My years in the corporate world gave me ample opportunity to analyze why some people would move up the corporate ladder and others wouldn’t.
The successful ones were not working harder and didn’t necessarily embrace office politics.
But they all have an approach and mindset that helped them stand out as more effective and proactive than the average workers.
The good news is that you can easily apply their recipe to success. And, it has many parallels with how successful product teams are approaching continuous product development.
Let me explain:
The best product teams know how to turn ideas into valuable, feasible, usable, and viable products. They do so by materializing their ideas into models or working prototypes. They share these artifacts with their target audiences. Then, they analyze the response and adjust as needed until they get it right.
It’s reasonable to think you would draw positive results if you could apply this very same approach to the next assignment your manager is giving you. Unfortunately, I’ve observed the following unfortunate sequence of events happen too often:
– Your manager gives you a specific task or project.
– You’re on it, entirely focused, and working as fast as you can.
– You blindly deliver the work to the boss, only to realize that you missed some subtleties and the result is not how she wanted it to be.
– You spend more cycles on rework. Everyone is getting frustrated, and trust is damaged.
– Forget the ladder, you won’t be promoted any time soon.
Instead, the successful ones follow the same steps as the best product teams:
1- Ask the manager plenty of clarifying questions upfront.
2 – Work on the structure of the task at hand first, turning the assignment into an outline or a mockup.
3 – Share such artifacts with the boss and collect her feedback.
4 – Leverage inputs to get a better idea of the scope and provide a more realistic timeline for completion.
5 – Keep the boss apprised as they progress.
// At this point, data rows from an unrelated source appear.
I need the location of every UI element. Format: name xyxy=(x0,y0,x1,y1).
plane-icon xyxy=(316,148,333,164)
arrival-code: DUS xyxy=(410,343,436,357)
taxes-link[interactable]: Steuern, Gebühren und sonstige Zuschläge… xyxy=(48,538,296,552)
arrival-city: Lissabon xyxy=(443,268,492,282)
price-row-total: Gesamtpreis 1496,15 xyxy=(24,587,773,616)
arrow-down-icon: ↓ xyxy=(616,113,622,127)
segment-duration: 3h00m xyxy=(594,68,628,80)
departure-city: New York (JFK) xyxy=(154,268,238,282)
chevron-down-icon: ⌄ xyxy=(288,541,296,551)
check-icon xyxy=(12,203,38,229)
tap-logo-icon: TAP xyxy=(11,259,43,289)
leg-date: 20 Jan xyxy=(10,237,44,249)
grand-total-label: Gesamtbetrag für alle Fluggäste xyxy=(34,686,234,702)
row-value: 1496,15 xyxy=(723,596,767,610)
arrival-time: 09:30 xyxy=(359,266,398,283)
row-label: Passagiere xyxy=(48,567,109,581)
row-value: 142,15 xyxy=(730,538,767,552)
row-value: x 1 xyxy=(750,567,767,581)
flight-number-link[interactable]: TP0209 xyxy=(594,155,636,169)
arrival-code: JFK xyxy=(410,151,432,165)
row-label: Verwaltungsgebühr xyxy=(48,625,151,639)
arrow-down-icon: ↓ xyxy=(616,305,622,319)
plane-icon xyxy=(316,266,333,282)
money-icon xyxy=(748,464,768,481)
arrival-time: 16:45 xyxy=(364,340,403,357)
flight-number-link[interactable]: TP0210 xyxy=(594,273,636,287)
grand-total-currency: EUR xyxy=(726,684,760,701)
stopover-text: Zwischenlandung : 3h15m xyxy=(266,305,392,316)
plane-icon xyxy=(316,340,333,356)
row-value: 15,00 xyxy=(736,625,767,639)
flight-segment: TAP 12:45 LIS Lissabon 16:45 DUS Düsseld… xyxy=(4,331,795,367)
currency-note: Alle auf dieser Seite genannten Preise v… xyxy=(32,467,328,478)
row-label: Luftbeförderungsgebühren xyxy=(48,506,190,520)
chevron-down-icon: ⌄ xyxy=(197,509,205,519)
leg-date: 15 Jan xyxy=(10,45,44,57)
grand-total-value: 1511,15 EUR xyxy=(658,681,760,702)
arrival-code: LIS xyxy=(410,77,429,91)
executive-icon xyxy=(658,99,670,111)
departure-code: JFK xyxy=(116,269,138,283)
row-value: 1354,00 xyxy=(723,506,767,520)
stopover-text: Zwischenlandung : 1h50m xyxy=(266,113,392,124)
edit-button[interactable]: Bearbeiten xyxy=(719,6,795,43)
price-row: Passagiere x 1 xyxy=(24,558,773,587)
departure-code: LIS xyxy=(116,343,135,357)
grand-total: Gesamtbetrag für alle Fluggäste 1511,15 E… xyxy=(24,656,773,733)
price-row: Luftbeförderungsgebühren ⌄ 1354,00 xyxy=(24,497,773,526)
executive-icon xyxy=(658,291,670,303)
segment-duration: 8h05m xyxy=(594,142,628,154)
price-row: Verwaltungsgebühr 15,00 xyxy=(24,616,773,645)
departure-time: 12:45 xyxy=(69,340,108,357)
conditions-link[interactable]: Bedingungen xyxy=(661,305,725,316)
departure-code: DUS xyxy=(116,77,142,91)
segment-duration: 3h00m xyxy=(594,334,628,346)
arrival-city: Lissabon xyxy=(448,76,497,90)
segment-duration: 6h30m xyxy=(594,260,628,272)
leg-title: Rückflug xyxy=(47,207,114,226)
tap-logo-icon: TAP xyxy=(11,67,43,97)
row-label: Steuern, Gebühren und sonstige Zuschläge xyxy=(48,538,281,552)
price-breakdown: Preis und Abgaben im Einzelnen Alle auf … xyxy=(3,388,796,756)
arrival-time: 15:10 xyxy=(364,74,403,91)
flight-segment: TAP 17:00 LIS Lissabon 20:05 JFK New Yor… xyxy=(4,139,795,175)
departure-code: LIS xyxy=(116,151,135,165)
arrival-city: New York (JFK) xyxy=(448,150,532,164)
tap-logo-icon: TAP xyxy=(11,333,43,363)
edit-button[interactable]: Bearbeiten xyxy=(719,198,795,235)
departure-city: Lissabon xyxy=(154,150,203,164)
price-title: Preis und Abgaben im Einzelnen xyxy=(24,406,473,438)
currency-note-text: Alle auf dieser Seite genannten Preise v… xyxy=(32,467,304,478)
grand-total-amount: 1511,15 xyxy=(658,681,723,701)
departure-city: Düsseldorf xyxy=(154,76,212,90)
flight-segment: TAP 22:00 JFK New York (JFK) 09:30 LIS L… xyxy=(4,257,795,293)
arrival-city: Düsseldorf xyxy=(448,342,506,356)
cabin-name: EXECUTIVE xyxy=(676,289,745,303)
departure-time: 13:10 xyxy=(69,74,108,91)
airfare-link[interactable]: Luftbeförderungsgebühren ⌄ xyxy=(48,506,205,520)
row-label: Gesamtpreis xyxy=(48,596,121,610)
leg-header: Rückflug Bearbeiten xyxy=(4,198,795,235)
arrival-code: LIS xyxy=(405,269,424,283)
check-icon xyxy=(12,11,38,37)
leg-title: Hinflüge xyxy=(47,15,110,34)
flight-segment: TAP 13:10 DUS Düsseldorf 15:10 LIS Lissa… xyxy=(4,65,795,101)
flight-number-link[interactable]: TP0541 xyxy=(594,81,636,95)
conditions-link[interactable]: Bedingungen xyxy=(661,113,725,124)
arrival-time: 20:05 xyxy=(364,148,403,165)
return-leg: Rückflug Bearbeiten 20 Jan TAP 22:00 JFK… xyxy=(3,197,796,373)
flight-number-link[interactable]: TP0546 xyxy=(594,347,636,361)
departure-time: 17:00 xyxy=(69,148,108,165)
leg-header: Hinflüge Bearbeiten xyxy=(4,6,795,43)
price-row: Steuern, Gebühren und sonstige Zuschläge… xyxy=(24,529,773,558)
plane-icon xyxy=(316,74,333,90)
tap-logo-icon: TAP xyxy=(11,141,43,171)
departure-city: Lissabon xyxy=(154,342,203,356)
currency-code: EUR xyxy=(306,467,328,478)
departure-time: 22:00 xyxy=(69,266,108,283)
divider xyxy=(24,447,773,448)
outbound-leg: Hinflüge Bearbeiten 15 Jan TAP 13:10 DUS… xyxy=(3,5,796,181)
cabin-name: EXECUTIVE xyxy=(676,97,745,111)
If things don’t go as planned, they break the bad news early on and develop alternatives.
6 – End up better understanding what the manager expects, and deliver on it while limiting costly rework.
7 – With trust established, the boss will give them more prominent responsibilities. They’re becoming the obvious choice for the next promotion and don’t even need to ask for it!
So, remember this parallel with how the best product teams turn ideas into successful products.
Qualify the ideas thrown at you, test your potential solutions, and iterate.
People around you will soon recognize your value-add, and chances are you’ll stand out, grow and climb up that corporate ladder.